Увидел Глеб и фрески — вернее, то немногое, что от них осталось. Полтора века запустения, полторы сотни зим и лет с перепадами температуры, с сыростью и сквозняками сделали свое дело — штукатурка осыпалась почти вся, и реставрировать тут, на взгляд Глеба, было уже нечего. Вообще, церковь, как и весь монастырь, выглядела как гиблое место, в котором совершенно нечего делать. Руины эти, как и любые другие, имели романтический вид только издалека. Глеб давно ушел бы отсюда, если бы не десятки смертей, связанные с этим скучным местом. Эти сырые, разрушающиеся, как остатки гнилых зубов, развалины хранили в себе какую-то тайну, и кто-то прилагал неимоверные, воистину нечеловеческие усилия, чтобы не пускать сюда посторонних.
Потом он наткнулся на лестницу, ведущую вниз, в усыпальницу. Сиверов почесал в затылке: вообще-то, подземные усыпальницы больше характерны для католических храмов, православные на такие изыски обычно не тратились. Однако для чего еще могла понадобиться лестница в алтарной части храма — не потайная, а широкая, почти роскошная, с пологими, тщательно обработанными ступенями и стенами, выложенными красным, когда-то старательно оштукатуренным кирпичом?
— Сера теория, мой друг, но древо жизни вечно зеленеет, — пробормотал Глеб и стал спускаться вниз.
Цитата из Гёте означала, что строить предположения можно до бесконечности, и притом безо всякого толку — лучше просто пойти и взглянуть.

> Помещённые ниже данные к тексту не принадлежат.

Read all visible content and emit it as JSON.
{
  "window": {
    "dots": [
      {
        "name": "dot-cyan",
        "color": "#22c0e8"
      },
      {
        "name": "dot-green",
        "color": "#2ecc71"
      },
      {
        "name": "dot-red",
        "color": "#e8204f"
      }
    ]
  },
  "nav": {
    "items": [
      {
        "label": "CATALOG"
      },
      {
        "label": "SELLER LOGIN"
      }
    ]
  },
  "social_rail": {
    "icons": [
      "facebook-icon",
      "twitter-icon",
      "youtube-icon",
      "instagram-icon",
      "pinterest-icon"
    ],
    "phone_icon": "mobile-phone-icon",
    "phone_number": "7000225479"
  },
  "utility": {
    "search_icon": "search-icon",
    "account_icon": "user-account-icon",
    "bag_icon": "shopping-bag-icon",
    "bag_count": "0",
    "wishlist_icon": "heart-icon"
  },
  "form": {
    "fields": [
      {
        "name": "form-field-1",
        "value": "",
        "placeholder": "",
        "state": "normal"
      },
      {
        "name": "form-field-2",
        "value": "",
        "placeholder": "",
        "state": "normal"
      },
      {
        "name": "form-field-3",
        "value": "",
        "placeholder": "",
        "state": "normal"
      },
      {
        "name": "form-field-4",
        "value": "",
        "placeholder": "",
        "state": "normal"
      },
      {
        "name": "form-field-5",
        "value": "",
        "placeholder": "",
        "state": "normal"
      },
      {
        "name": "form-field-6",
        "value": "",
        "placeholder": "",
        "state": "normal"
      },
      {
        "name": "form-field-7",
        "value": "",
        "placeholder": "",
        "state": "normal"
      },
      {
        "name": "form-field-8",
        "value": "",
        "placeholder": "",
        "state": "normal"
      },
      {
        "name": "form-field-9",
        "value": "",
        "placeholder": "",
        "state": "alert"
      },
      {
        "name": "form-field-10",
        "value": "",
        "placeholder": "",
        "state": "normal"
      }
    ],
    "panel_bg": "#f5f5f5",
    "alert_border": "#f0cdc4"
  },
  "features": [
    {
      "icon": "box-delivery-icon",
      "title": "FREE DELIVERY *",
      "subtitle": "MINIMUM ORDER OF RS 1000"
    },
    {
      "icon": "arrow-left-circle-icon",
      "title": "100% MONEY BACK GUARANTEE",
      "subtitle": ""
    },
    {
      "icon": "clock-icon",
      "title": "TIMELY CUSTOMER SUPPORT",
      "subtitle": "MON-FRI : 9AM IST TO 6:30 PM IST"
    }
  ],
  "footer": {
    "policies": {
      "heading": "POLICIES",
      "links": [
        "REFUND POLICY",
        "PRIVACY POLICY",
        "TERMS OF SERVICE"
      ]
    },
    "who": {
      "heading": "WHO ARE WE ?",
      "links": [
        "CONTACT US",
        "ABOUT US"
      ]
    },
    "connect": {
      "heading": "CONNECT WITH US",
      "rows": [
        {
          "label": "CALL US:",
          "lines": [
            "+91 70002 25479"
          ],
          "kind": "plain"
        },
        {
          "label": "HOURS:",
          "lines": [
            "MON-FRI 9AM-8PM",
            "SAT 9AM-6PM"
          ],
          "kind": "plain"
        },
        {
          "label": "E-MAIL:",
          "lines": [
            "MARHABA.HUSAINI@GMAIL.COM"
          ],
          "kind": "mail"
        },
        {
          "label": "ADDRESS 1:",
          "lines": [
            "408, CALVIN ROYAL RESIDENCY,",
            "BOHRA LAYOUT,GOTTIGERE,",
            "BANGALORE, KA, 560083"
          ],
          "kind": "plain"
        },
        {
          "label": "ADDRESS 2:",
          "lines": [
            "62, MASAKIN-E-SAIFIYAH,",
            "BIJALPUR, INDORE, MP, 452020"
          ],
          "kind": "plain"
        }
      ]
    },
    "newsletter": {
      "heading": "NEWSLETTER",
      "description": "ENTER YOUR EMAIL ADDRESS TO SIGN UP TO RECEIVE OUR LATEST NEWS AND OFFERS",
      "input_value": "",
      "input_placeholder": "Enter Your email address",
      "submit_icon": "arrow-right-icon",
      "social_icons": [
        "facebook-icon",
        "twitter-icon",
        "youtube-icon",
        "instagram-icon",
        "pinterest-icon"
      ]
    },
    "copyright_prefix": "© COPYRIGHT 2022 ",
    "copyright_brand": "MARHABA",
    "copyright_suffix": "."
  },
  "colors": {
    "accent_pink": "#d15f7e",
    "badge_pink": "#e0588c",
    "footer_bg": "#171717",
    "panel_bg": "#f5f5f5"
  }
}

Внизу дневного света не было совсем, и Сиверов, убрав в карман темные очки, включил фонарь. Да, это была именно усыпальница — просторная, рассчитанная, по всей видимости, на то, что в ней будут веками хоронить людей, прославивших свои имена неустанным служением Господу, ну и, разумеется, монастырю. Могил, однако, в ней было только три — три серых каменных параллелепипеда, не украшенных ничем, кроме выбитых на крышках крестов и имен тех, кто здесь покоился. Луч фонарика скользнул по высеченным буквам — Демидов Аким Павлович, Демидов Павел Иванович, Демидов Иван Акимович, даты рождения и смерти, пара немудреных завитушек для пущей красоты, и все. Никаких эпитафий, никаких «Покойся с миром» — только кресты, имена и цифры.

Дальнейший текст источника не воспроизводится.